Comment ne pas tomber amoureux·se de la pilote d’avion qui a soif de liberté, Diane ? Comment ne pas être touché et ému par le monsieur aux idées réacs qui voit sa vie terminée avant l’heure ? Comment ne pas être en empathie totale pour la jeune fille qui doit démarrer sa vie dans un environnement inconnu ? C’est tout autant de choses auxquelles on peut se rattacher facilement et c’est une réussite totale à mon sens.
Je conseillerai vraiment cet épisode à quiconque voudrait savoir ce que Torchwood peut être.

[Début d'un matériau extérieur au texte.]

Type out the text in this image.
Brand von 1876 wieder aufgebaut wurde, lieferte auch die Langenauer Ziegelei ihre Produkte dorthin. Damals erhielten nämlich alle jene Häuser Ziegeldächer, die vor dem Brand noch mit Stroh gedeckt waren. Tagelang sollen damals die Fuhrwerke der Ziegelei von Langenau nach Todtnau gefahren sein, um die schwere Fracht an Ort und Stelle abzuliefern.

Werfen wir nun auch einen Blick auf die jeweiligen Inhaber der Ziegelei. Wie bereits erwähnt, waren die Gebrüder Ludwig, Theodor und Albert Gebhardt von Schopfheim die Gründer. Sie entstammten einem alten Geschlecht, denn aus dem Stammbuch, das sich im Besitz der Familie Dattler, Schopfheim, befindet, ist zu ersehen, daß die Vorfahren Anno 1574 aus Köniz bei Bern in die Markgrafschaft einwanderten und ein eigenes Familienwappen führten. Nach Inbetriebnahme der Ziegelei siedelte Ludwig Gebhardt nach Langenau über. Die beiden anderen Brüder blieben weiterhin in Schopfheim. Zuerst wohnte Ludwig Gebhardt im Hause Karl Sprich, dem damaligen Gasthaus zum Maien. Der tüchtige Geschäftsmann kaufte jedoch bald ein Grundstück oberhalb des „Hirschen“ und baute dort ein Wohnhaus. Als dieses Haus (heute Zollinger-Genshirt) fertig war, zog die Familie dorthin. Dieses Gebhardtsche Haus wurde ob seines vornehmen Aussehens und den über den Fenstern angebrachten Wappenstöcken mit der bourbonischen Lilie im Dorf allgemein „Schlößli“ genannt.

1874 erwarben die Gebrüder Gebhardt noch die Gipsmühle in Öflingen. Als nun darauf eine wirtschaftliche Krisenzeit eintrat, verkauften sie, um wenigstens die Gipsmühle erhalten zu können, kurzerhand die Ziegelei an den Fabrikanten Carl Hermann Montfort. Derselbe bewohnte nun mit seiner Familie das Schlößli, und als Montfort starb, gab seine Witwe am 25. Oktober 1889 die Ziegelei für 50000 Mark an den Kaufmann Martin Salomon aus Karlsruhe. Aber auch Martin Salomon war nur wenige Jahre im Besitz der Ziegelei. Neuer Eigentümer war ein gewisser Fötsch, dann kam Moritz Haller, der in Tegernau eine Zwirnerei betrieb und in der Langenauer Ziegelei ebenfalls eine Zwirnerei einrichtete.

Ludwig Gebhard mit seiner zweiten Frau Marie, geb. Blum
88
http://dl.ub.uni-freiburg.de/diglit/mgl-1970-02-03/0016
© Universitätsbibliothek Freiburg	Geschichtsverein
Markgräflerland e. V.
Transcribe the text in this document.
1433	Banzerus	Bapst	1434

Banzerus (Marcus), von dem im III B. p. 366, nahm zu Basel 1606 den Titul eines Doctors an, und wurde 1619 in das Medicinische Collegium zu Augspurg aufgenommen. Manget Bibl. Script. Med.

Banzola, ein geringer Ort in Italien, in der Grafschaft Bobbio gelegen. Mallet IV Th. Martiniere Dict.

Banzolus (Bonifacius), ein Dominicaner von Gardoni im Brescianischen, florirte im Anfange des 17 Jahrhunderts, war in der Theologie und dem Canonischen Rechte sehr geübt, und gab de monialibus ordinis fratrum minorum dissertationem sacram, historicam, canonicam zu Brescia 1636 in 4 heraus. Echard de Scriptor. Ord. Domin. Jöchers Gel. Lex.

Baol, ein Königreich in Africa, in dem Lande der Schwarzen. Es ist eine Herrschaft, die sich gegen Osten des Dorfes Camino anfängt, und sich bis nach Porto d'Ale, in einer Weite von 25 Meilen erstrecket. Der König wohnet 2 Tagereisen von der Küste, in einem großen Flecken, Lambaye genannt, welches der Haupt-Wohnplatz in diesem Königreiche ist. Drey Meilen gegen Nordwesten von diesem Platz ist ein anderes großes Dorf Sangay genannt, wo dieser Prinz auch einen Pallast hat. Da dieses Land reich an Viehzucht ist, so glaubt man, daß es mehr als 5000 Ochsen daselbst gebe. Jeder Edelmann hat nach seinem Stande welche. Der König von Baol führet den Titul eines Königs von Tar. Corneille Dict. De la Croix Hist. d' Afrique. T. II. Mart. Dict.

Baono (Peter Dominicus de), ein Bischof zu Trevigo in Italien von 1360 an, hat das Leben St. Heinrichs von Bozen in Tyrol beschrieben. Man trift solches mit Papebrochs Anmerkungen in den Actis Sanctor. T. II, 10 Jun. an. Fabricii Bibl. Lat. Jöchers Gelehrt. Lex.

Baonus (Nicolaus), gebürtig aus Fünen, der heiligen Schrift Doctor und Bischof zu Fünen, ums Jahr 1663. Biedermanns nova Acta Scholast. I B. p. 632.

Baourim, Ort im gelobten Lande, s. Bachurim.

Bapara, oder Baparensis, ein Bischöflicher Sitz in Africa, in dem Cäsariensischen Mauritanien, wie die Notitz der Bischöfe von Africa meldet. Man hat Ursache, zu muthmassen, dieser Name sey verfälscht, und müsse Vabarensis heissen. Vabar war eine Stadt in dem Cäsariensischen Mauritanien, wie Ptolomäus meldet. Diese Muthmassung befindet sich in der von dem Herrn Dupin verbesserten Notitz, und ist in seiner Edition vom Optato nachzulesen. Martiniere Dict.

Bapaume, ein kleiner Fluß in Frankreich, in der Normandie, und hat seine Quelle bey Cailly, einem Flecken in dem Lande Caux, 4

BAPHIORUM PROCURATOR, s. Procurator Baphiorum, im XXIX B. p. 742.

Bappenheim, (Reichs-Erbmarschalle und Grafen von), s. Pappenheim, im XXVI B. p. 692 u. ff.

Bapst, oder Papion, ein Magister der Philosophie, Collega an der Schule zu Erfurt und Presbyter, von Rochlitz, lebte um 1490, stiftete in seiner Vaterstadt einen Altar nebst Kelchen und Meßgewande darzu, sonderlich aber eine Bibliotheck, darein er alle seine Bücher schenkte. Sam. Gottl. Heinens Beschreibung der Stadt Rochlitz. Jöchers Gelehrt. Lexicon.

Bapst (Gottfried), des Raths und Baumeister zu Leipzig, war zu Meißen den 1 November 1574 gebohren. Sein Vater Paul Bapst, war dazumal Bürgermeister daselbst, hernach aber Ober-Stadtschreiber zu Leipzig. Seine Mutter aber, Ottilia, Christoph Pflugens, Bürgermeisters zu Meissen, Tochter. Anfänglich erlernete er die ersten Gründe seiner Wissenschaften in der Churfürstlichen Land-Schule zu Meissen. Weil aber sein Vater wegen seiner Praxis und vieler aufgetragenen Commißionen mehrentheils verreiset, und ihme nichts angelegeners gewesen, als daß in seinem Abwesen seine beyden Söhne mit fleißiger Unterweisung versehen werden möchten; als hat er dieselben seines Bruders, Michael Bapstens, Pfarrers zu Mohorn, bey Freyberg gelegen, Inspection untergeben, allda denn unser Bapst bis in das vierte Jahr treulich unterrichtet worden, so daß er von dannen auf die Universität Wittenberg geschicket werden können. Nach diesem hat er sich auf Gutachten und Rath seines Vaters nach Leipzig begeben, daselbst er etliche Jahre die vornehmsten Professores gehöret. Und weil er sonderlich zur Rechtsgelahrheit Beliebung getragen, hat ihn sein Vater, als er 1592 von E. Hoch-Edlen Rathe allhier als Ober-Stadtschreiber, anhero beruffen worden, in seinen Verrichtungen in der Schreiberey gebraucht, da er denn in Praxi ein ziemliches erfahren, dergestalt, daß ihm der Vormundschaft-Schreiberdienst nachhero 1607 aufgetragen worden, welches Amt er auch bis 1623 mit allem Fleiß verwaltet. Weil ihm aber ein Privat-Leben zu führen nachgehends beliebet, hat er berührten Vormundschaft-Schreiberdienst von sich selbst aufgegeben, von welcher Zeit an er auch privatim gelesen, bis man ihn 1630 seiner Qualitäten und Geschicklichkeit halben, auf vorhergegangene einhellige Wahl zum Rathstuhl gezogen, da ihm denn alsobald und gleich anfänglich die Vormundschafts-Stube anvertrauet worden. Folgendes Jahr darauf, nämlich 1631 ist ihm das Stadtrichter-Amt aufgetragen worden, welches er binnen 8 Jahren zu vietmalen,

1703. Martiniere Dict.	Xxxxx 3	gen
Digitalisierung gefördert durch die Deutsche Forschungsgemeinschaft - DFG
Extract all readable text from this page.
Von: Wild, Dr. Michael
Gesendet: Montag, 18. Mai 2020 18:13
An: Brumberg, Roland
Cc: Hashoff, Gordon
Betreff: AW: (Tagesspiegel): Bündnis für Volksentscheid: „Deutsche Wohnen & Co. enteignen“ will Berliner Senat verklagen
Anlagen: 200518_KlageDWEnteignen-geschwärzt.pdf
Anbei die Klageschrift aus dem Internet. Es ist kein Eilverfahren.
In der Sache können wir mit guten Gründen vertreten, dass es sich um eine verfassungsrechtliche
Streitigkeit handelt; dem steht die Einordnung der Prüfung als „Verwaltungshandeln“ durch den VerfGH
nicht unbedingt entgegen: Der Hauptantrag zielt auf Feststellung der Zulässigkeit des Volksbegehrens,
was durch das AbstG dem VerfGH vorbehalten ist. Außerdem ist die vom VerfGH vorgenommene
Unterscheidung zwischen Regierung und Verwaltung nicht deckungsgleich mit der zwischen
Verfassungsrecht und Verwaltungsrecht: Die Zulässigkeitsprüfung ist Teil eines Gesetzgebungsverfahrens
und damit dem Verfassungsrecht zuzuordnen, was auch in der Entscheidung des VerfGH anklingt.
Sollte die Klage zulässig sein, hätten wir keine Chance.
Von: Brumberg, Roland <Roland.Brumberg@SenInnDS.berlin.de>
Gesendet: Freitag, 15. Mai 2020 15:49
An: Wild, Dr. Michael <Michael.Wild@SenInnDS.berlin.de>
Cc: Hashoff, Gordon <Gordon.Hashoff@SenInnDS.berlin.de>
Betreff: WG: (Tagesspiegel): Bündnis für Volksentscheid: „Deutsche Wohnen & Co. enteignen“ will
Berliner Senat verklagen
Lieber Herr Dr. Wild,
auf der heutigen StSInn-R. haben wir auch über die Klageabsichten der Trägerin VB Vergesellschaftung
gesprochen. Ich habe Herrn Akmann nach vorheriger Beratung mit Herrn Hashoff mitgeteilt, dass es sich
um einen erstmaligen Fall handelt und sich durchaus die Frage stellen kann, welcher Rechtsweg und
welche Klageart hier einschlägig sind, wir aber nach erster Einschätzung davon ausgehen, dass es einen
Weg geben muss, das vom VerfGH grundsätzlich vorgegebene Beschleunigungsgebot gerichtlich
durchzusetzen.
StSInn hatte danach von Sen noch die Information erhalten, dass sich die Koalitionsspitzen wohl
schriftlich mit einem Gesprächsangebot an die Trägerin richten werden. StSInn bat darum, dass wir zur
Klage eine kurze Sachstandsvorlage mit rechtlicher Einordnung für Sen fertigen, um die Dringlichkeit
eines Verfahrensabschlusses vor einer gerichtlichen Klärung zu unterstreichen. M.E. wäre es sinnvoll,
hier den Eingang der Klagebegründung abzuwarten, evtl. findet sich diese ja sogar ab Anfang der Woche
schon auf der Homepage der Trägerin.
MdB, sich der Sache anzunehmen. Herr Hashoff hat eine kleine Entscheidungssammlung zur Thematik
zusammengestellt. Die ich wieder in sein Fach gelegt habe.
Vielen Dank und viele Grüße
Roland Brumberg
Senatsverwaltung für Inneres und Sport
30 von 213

On n’a pas forcément besoin de savoir le passé des personnages principaux de la série pour l’apprécier et on comprend tous les enjeux de ce qu’elle peut raconter. La mise en scène est vraiment bien trouvée, toute en délicatesse, en douceur et en simplicité. Il y a même une scène de sexe très belle et à peu près réaliste, alors que ce genre de scène me mettent toujours très mal à l’aise personnellement et que je n’aime pas beaucoup ça.
Les acteurs et actrices font un travail remarquable dans cet épisode, tout en finesse comme le reste : le scénario, les effets visuels, les dialogues, le séquençage. Tout est vraiment très juste. C’est peut-être un épisode qui vieillit avec le temps parce qu’on sent que c’est un peu classique comme intrigue, mais ça marche plutôt bien.
Je suis triste de constater que l’acteur qui joue le vieux un peu réac joue dans Outlander un vieux méga réac et que visiblement le rôle lui colle à la peau. Mais bon, ça arrive ! Quoi dire de plus sur cet épisode si ce n’est que j’ai passé un moment nostalgique en le regardant et ça m’a fait réfléchir à pas mal de choses. C’est étrange, je me rends compte que j’apprécie presque plus les personnages secondaires de Torchwood que les personnages principaux (enfin presque, parce que je les aime quand même beaucoup).